La loi sur le renseignement constitue une belle illustration de l’agressivité qui naît dans une société où la fuite comme le progrès ne sont plus possibles. Face aux multiples menaces, intérieures comme extérieures, qui entourent l’ordre de la société française, la réponse des pouvoirs publics est celle d’une mise sous contrôle généralisée des libertés, des consciences et des vies privées.
Loi sur le renseignement : même Laurence Parisot est contre
Jeudi, j’entendais sur un plateau radio auquel je participais, un patron expliquer que la loi sur le renseignement ne le gênait pas parce que lui n’avait rien à cacher. J’adore l’interlocuteur qui a dit ces mots, mais je ne peux évidemment cacher mon effroi : les libertés publiques, le respect de la vie privée seraient inventés pour les gens qui ont quelque chose à cacher. Sous-entendez : seuls les gens malhonnêtes ont besoin d’être libres. Ce genre d’argument par ellipses en dit long sur l’état des libertés publiques en France.
On se félicitera donc que quelques voix courageuses prennent encore la peine de voler au secours des libertés. Ce fut le cas cette semaine de Laurence Parisot, qui a utilement demandé aux parlementaires de saisir le Conseil constitutionnel sur cette loi scélérate.

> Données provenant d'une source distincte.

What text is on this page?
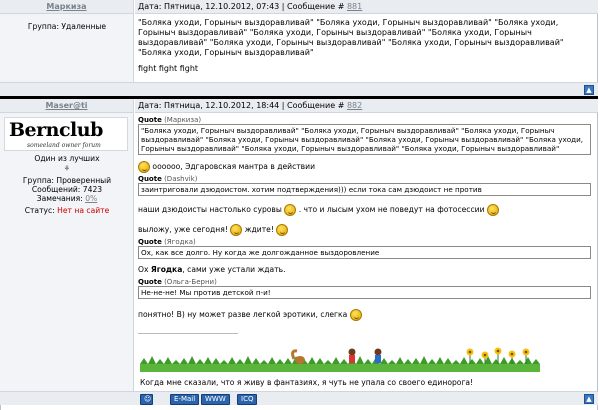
Маркиза
Группа: Удаленные
Дата: Пятница, 12.10.2012, 07:43 | Сообщение # 881
"Боляка уходи, Горыныч выздоравливай" "Боляка уходи, Горыныч выздоравливай" "Боляка уходи, Горыныч выздоравливай" "Боляка уходи, Горыныч выздоравливай" "Боляка уходи, Горыныч выздоравливай" "Боляка уходи, Горыныч выздоравливай" "Боляка уходи, Горыныч выздоравливай" "Боляка уходи, Горыныч выздоравливай"
fight fight fight
▲
Maser@ti
Bernclub
someeland owner forum
Один из лучших
⚘
Группа: Проверенный
Сообщений: 7423
Замечания: 0%
Статус: Нет на сайте
Дата: Пятница, 12.10.2012, 18:44 | Сообщение # 882
Quote (Маркиза)
"Боляка уходи, Горыныч выздоравливай" "Боляка уходи, Горыныч выздоравливай" "Боляка уходи, Горыныч выздоравливай" "Боляка уходи, Горыныч выздоравливай" "Боляка уходи, Горыныч выздоравливай" "Боляка уходи, Горыныч выздоравливай" "Боляка уходи, Горыныч выздоравливай" "Боляка уходи, Горыныч выздоравливай"
оооооо, Эдгаровская мантра в действии
Quote (Dashvik)
заинтриговали дзюдоистом. хотим подтверждения))) если тока сам дзюдоист не против
наши дзюдоисты настолько суровы . что и лысым ухом не поведут на фотосессии
выложу, уже сегодня! ждите!
Quote (Ягодка)
Ох, как все долго. Ну когда же долгожданное выздоровление
Ох Ягодка, сами уже устали ждать.
Quote (Ольга-Берни)
Не-не-не! Мы против детской п-и!
понятно! В) ну может разве легкой эротики, слегка
Когда мне сказали, что я живу в фантазиях, я чуть не упала со своего единорога!
☺	E-Mail	WWW	ICQ	▲
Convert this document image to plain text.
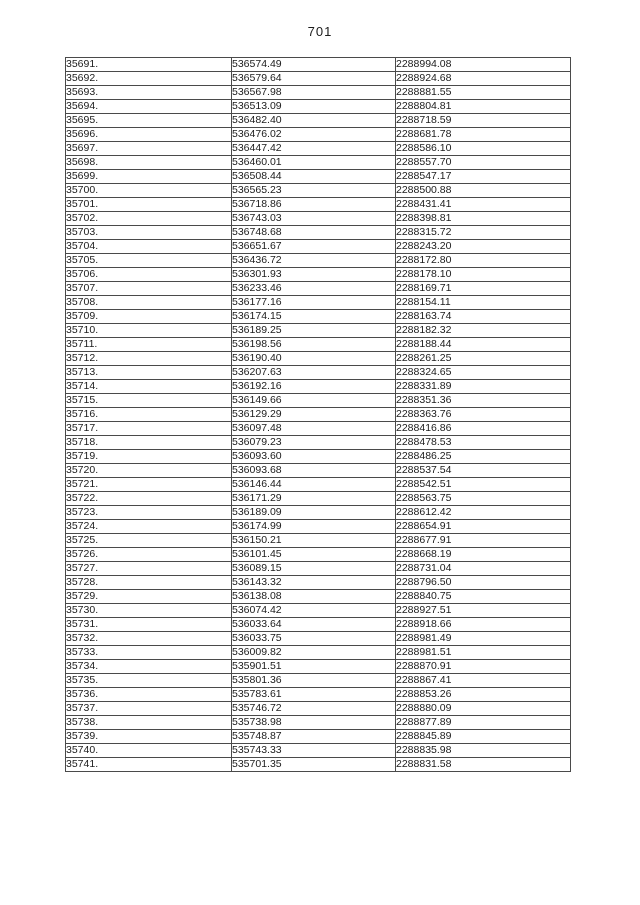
701
35691.	536574.49	2288994.08
35692.	536579.64	2288924.68
35693.	536567.98	2288881.55
35694.	536513.09	2288804.81
35695.	536482.40	2288718.59
35696.	536476.02	2288681.78
35697.	536447.42	2288586.10
35698.	536460.01	2288557.70
35699.	536508.44	2288547.17
35700.	536565.23	2288500.88
35701.	536718.86	2288431.41
35702.	536743.03	2288398.81
35703.	536748.68	2288315.72
35704.	536651.67	2288243.20
35705.	536436.72	2288172.80
35706.	536301.93	2288178.10
35707.	536233.46	2288169.71
35708.	536177.16	2288154.11
35709.	536174.15	2288163.74
35710.	536189.25	2288182.32
35711.	536198.56	2288188.44
35712.	536190.40	2288261.25
35713.	536207.63	2288324.65
35714.	536192.16	2288331.89
35715.	536149.66	2288351.36
35716.	536129.29	2288363.76
35717.	536097.48	2288416.86
35718.	536079.23	2288478.53
35719.	536093.60	2288486.25
35720.	536093.68	2288537.54
35721.	536146.44	2288542.51
35722.	536171.29	2288563.75
35723.	536189.09	2288612.42
35724.	536174.99	2288654.91
35725.	536150.21	2288677.91
35726.	536101.45	2288668.19
35727.	536089.15	2288731.04
35728.	536143.32	2288796.50
35729.	536138.08	2288840.75
35730.	536074.42	2288927.51
35731.	536033.64	2288918.66
35732.	536033.75	2288981.49
35733.	536009.82	2288981.51
35734.	535901.51	2288870.91
35735.	535801.36	2288867.41
35736.	535783.61	2288853.26
35737.	535746.72	2288880.09
35738.	535738.98	2288877.89
35739.	535748.87	2288845.89
35740.	535743.33	2288835.98
35741.	535701.35	2288831.58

On aurait aimé que le MEDEF fasse la même chose. L’exercice y est évidemment un peu plus compliqué : les hébergeurs comme OVH, qui sont vent debout contre la loi, y pèsent beaucoup moins que les fournisseurs de l’armée, comme Radiall, l’entreprise de Pierre Gattaz. Difficile, dans ces conditions, de protester contre une loi qui rapporte des marchés, ou qui est poussée par de précieux clients.
On surveille tout Internet, mais on ne sait plus payer les retraites correctement
Si la loi sur le renseignement a une utilité immédiate : mettre le citoyen sous surveillance pour l’intimider et le dissuader de tout comportement qui mettrait l’ordre en jeu, elle a une autre effet inattendu. Elle donne aux Français l’illusion d’une toute puissance de la technique, comme si la France était un pays moderne, à l’avant-garde de la technologie.
C’est d’ailleurs le pari général de la technostructure : nous faire croire que tout va bien, parce que nous sommes au sommet de la technologie, grâce à quoi nous résoudrons tous nos problèmes. On peut lire tous les mails de la terre sans qu’aucun des expéditeurs ne s’en aperçoive grâce à des technologies françaises. En France, on peut envoyer des satellites dans l’espace, fabriquer des trains qui roulent à près de 600 km/h, envoyer des bombes atomiques sur la terre entière : tout va bien, donc.
Dans le même temps, on oublie de dire l’essentiel. Non seulement la France est incapable de fabriquer le principal objet de consommation dans le monde : le téléphone portable, mais elle est même devenue incapable de payer correctement les retraites. Depuis novembre, le ministère des affaires sociales tente de résorber le retard pris dans la liquidation des dossiers. Six mois plus tard, on compte encore 3.600 retraités qui ne sont pas payés faute d’avoir été « liquidés » dans les délais réglementaires, dans une indifférence quasi-générale.